If you’ve been accused of being in possession of drugs, there are a few different defenses that you have available to you, depending on the specifics of your case. For example, you may be able to claim that the police unlawfully searched your home or vehicle, which could make any evidence they recovered inadmissible in court.
Another thing your attorney may do is make sure that the prosecution actually has the drugs that were collected from you. If they are lost at any point during the adjudication of the case, your charge(s) could potentially be dismissed. The evidence must be available to be presented in court.
A potentially viable defense could be explaining that the drugs found in your possession weren’t actually yours. It’s not entirely uncommon for a person to plant drugs on someone else to keep themselves out of trouble in a traffic stop, nor is it unusual for someone to leave their medications or illicit drugs in a friend’s car or home.
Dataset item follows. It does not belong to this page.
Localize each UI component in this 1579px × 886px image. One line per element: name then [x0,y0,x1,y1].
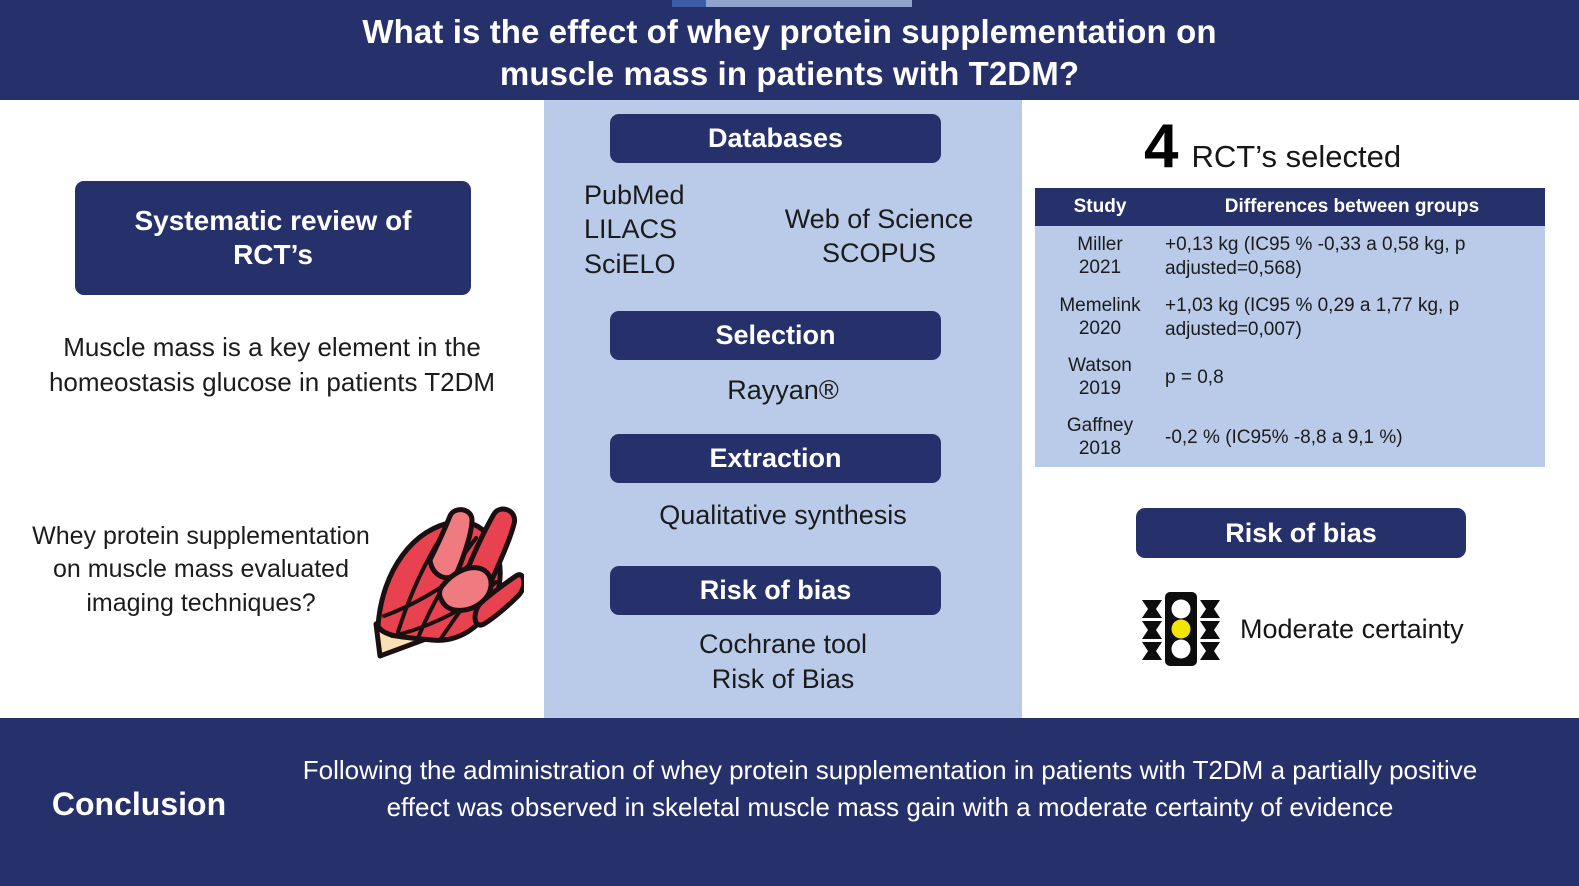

It works in your favor if there were other people with you at the time of the traffic stop or when the police came to your home, but that’s not necessarily required to use this kind of defense.
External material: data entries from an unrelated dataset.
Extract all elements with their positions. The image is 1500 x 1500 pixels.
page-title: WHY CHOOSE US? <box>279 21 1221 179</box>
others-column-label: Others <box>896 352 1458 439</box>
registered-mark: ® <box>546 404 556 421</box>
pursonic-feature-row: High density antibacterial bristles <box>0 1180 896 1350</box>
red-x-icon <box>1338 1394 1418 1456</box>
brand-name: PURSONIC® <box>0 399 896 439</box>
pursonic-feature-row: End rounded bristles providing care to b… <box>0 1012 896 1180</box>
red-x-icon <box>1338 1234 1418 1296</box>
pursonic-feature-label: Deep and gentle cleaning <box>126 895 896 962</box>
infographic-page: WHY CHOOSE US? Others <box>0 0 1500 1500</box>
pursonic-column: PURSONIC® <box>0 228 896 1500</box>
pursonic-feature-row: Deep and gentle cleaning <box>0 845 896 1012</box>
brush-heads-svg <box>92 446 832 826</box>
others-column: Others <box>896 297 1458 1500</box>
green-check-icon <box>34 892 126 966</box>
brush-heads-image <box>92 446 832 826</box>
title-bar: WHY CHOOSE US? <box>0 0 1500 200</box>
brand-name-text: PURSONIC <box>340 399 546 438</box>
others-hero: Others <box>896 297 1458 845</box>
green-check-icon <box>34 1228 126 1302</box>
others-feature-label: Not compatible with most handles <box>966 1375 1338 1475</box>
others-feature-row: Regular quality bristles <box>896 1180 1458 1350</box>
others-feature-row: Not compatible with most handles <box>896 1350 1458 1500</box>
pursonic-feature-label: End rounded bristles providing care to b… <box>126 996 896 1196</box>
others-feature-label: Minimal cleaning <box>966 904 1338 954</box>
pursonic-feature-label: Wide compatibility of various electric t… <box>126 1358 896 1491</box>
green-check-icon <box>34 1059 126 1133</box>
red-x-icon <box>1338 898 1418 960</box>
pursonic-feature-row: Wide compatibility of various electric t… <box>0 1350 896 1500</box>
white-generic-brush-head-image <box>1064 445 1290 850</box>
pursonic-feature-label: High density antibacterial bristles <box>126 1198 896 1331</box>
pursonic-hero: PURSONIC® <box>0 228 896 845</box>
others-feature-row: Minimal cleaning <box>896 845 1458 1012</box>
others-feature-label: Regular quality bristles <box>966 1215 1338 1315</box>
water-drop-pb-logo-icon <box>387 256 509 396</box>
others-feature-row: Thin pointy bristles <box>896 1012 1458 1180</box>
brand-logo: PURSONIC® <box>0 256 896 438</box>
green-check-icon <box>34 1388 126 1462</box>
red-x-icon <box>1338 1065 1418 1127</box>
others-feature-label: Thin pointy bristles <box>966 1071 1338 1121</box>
Entrapment can be another defense that works in your favor if you received the drugs from a police officer or from the state in another manner. During sting operations, entrapment is possible if the suspect is induced into committing a crime he or she would otherwise not have.
Each of these defense options can benefit you, but only in certain circumstances. Your attorney will have the best idea of which defense can support your case and help you try to reduce or eliminate the charges against you.